In accordance with FACA, advisory-committee meetings must be open to the public and the schedule of meetings announced in the Federal Register. Furthermore, all papers, records and minutes must be made available to the public in accordance with the Freedom of Information Act, or FOIA, and each panel must file with the GSA a charter outlining its mandate, meeting schedules, membership and to what agency or official it reports.

Under FACA, advisory committees automatically circulate out of existence after two years unless charters are renewed or specific dates are mandated. However, Congress has the authority to exempt any panel from these requirements, as it did in the case of the Social Security Advisory Board established in August 1994.

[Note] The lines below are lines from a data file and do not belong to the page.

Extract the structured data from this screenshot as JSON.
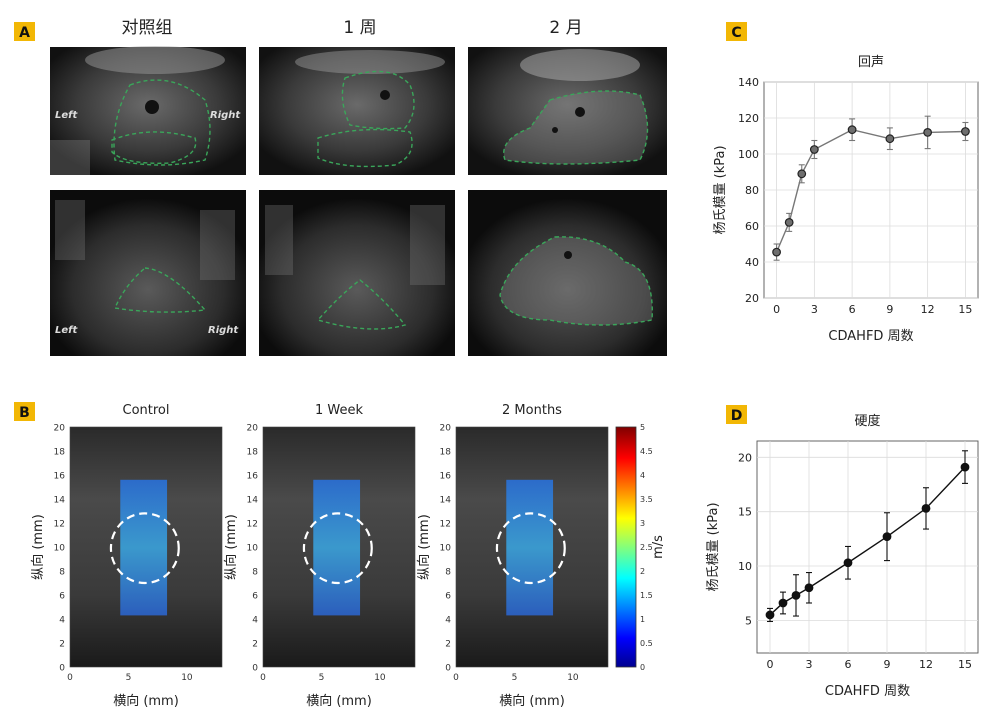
{
  "panel_letters": {
    "a": "A",
    "b": "B",
    "c": "C",
    "d": "D"
  },
  "colors": {
    "accent_badge": "#f2b705",
    "outline": "#3aa65a",
    "roi": "#ffffff",
    "curve_c": "#777777",
    "marker_c": "#6e6e6e",
    "curve_d": "#111111"
  },
  "panel_a": {
    "column_titles": [
      "对照组",
      "1 周",
      "2 月"
    ],
    "side_labels": {
      "left": "Left",
      "right": "Right"
    }
  },
  "panel_b": {
    "titles": [
      "Control",
      "1 Week",
      "2 Months"
    ],
    "xlabel": "横向 (mm)",
    "ylabel": "纵向 (mm)",
    "xticks": [
      "0",
      "5",
      "10"
    ],
    "yticks": [
      "0",
      "2",
      "4",
      "6",
      "8",
      "10",
      "12",
      "14",
      "16",
      "18",
      "20"
    ],
    "colorbar_label": "m/s",
    "colorbar_ticks": [
      "0",
      "0.5",
      "1",
      "1.5",
      "2",
      "2.5",
      "3",
      "3.5",
      "4",
      "4.5",
      "5"
    ]
  },
  "chart_data": [
    {
      "type": "line",
      "title": "回声",
      "xlabel": "CDAHFD 周数",
      "ylabel": "杨氏模量 (kPa)",
      "x": [
        0,
        1,
        2,
        3,
        6,
        9,
        12,
        15
      ],
      "y": [
        45.5,
        62,
        89,
        102.5,
        113.5,
        108.5,
        112,
        112.5
      ],
      "err": [
        4.5,
        5,
        5,
        5,
        6,
        6,
        9,
        5
      ],
      "xticks": [
        0,
        3,
        6,
        9,
        12,
        15
      ],
      "yticks": [
        20,
        40,
        60,
        80,
        100,
        120,
        140
      ],
      "xlim": [
        -1,
        16
      ],
      "ylim": [
        20,
        140
      ],
      "grid": true
    },
    {
      "type": "line",
      "title": "硬度",
      "xlabel": "CDAHFD 周数",
      "ylabel": "杨氏模量 (kPa)",
      "x": [
        0,
        1,
        2,
        3,
        6,
        9,
        12,
        15
      ],
      "y": [
        5.5,
        6.6,
        7.3,
        8,
        10.3,
        12.7,
        15.3,
        19.1
      ],
      "err": [
        0.6,
        1,
        1.9,
        1.4,
        1.5,
        2.2,
        1.9,
        1.5
      ],
      "xticks": [
        0,
        3,
        6,
        9,
        12,
        15
      ],
      "yticks": [
        5,
        10,
        15,
        20
      ],
      "xlim": [
        -1,
        16
      ],
      "ylim": [
        2,
        21.5
      ],
      "grid": true
    }
  ]
}
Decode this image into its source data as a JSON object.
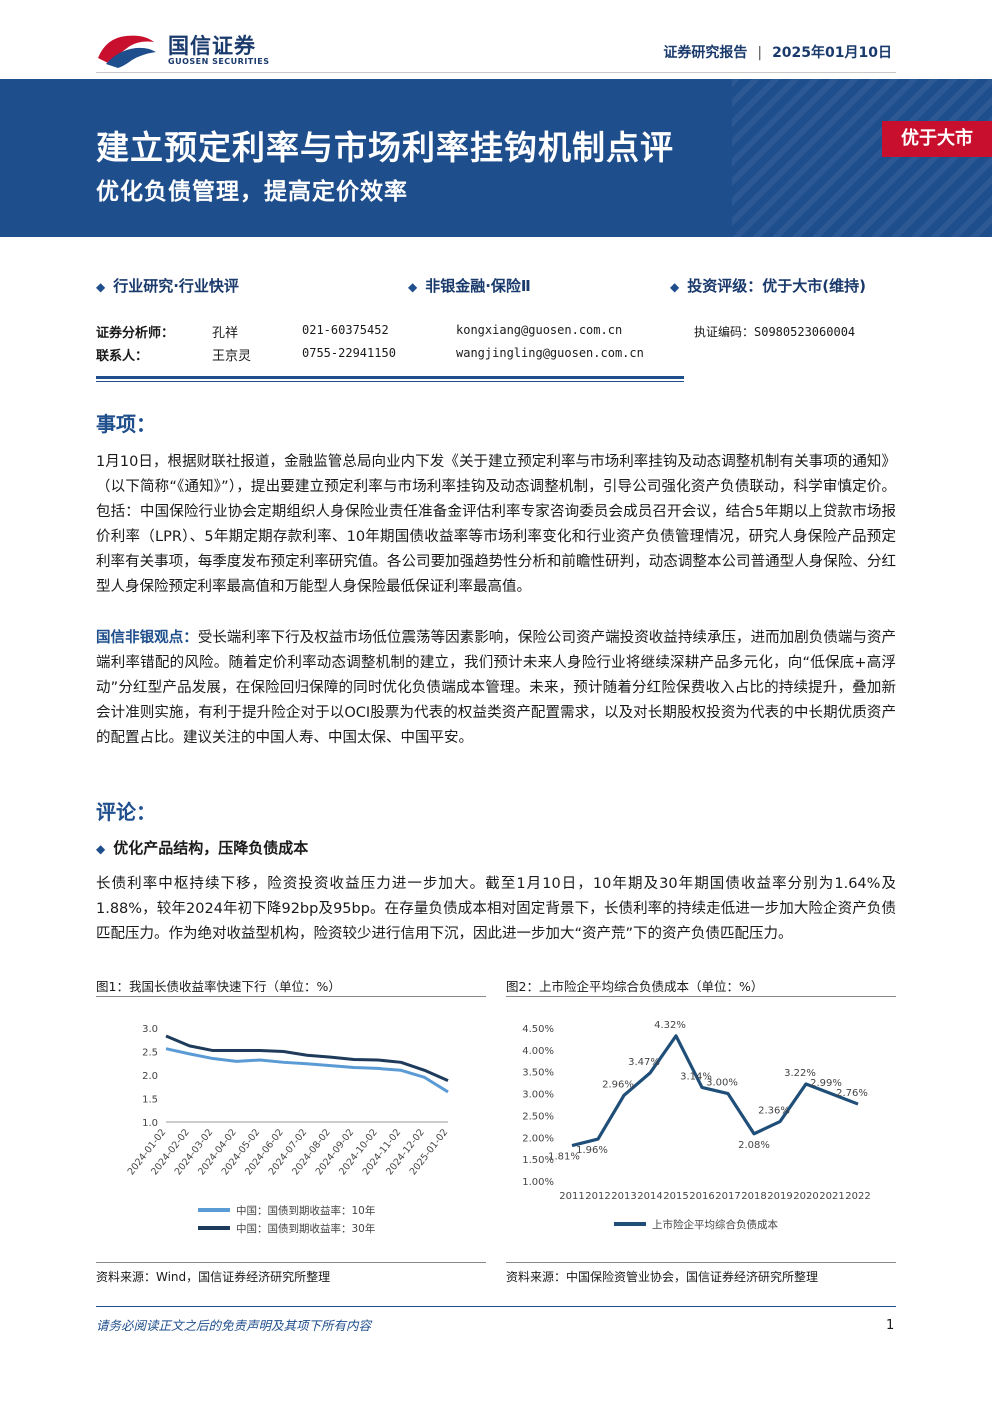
{
  "header": {
    "brand_cn": "国信证券",
    "brand_en": "GUOSEN SECURITIES",
    "report_type": "证券研究报告",
    "date": "2025年01月10日"
  },
  "banner": {
    "title": "建立预定利率与市场利率挂钩机制点评",
    "subtitle": "优化负债管理，提高定价效率",
    "rating": "优于大市"
  },
  "categories": {
    "c1": "行业研究·行业快评",
    "c2": "非银金融·保险Ⅱ",
    "c3": "投资评级：优于大市(维持)"
  },
  "analysts": [
    {
      "role": "证券分析师：",
      "name": "孔祥",
      "phone": "021-60375452",
      "email": "kongxiang@guosen.com.cn",
      "cert": "执证编码：S0980523060004"
    },
    {
      "role": "联系人：",
      "name": "王京灵",
      "phone": "0755-22941150",
      "email": "wangjingling@guosen.com.cn",
      "cert": ""
    }
  ],
  "sections": {
    "event_title": "事项：",
    "event_text": "1月10日，根据财联社报道，金融监管总局向业内下发《关于建立预定利率与市场利率挂钩及动态调整机制有关事项的通知》（以下简称“《通知》”），提出要建立预定利率与市场利率挂钩及动态调整机制，引导公司强化资产负债联动，科学审慎定价。包括：中国保险行业协会定期组织人身保险业责任准备金评估利率专家咨询委员会成员召开会议，结合5年期以上贷款市场报价利率（LPR）、5年期定期存款利率、10年期国债收益率等市场利率变化和行业资产负债管理情况，研究人身保险产品预定利率有关事项，每季度发布预定利率研究值。各公司要加强趋势性分析和前瞻性研判，动态调整本公司普通型人身保险、分红型人身保险预定利率最高值和万能型人身保险最低保证利率最高值。",
    "view_label": "国信非银观点：",
    "view_text": "受长端利率下行及权益市场低位震荡等因素影响，保险公司资产端投资收益持续承压，进而加剧负债端与资产端利率错配的风险。随着定价利率动态调整机制的建立，我们预计未来人身险行业将继续深耕产品多元化，向“低保底+高浮动”分红型产品发展，在保险回归保障的同时优化负债端成本管理。未来，预计随着分红险保费收入占比的持续提升，叠加新会计准则实施，有利于提升险企对于以OCI股票为代表的权益类资产配置需求，以及对长期股权投资为代表的中长期优质资产的配置占比。建议关注的中国人寿、中国太保、中国平安。",
    "comment_title": "评论：",
    "bullet": "优化产品结构，压降负债成本",
    "comment_text": "长债利率中枢持续下移，险资投资收益压力进一步加大。截至1月10日，10年期及30年期国债收益率分别为1.64%及1.88%，较年2024年初下降92bp及95bp。在存量负债成本相对固定背景下，长债利率的持续走低进一步加大险企资产负债匹配压力。作为绝对收益型机构，险资较少进行信用下沉，因此进一步加大“资产荒”下的资产负债匹配压力。"
  },
  "figures": {
    "fig1_title": "图1：我国长债收益率快速下行（单位：%）",
    "fig1_source": "资料来源：Wind，国信证券经济研究所整理",
    "fig2_title": "图2：上市险企平均综合负债成本（单位：%）",
    "fig2_source": "资料来源：中国保险资管业协会，国信证券经济研究所整理"
  },
  "chart_data": [
    {
      "type": "line",
      "x": [
        "2024-01-02",
        "2024-02-02",
        "2024-03-02",
        "2024-04-02",
        "2024-05-02",
        "2024-06-02",
        "2024-07-02",
        "2024-08-02",
        "2024-09-02",
        "2024-10-02",
        "2024-11-02",
        "2024-12-02",
        "2025-01-02"
      ],
      "ylim": [
        1.0,
        3.0
      ],
      "yticks": [
        "3.0",
        "2.5",
        "2.0",
        "1.5",
        "1.0"
      ],
      "grid": false,
      "legend": "bottom",
      "series": [
        {
          "name": "中国：国债到期收益率：10年",
          "color": "#5b9bd5",
          "values": [
            2.56,
            2.45,
            2.35,
            2.29,
            2.32,
            2.27,
            2.24,
            2.2,
            2.16,
            2.14,
            2.1,
            1.95,
            1.64
          ]
        },
        {
          "name": "中国：国债到期收益率：30年",
          "color": "#1f3b5c",
          "values": [
            2.83,
            2.62,
            2.52,
            2.52,
            2.52,
            2.5,
            2.42,
            2.38,
            2.33,
            2.32,
            2.27,
            2.1,
            1.88
          ]
        }
      ]
    },
    {
      "type": "line",
      "x": [
        "2011",
        "2012",
        "2013",
        "2014",
        "2015",
        "2016",
        "2017",
        "2018",
        "2019",
        "2020",
        "2021",
        "2022"
      ],
      "ylim": [
        1.0,
        4.5
      ],
      "yticks": [
        "4.50%",
        "4.00%",
        "3.50%",
        "3.00%",
        "2.50%",
        "2.00%",
        "1.50%",
        "1.00%"
      ],
      "grid": false,
      "legend": "bottom",
      "series": [
        {
          "name": "上市险企平均综合负债成本",
          "color": "#1f4e79",
          "values": [
            1.81,
            1.96,
            2.96,
            3.47,
            4.32,
            3.14,
            3.0,
            2.08,
            2.36,
            3.22,
            2.99,
            2.76
          ],
          "labels": [
            "1.81%",
            "1.96%",
            "2.96%",
            "3.47%",
            "4.32%",
            "3.14%",
            "3.00%",
            "2.08%",
            "2.36%",
            "3.22%",
            "2.99%",
            "2.76%"
          ]
        }
      ]
    }
  ],
  "footer": {
    "disclaimer": "请务必阅读正文之后的免责声明及其项下所有内容",
    "page": "1"
  }
}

In some cases, the president will appoint panel members with the advice of Congress, although choices often will be made by an agency head. For example, members of the Advisory Committee on Historical Diplomatic Documentation for the Department of State were appointed by the secretary of state from "among distinguished historians, political scientists, archivists" but no "officer or employee of the U.S. Government." On the other hand, members of the National Commission on Restructuring the Internal Revenue Service were chosen more strictly. The 13-member commission was required to include five members appointed by the president (two executive-branch officials, two private-sector panelists and one representative of IRS employees), four members to be selected by the Senate majority and minority leaders and four by the speaker of the House and the House minority leader.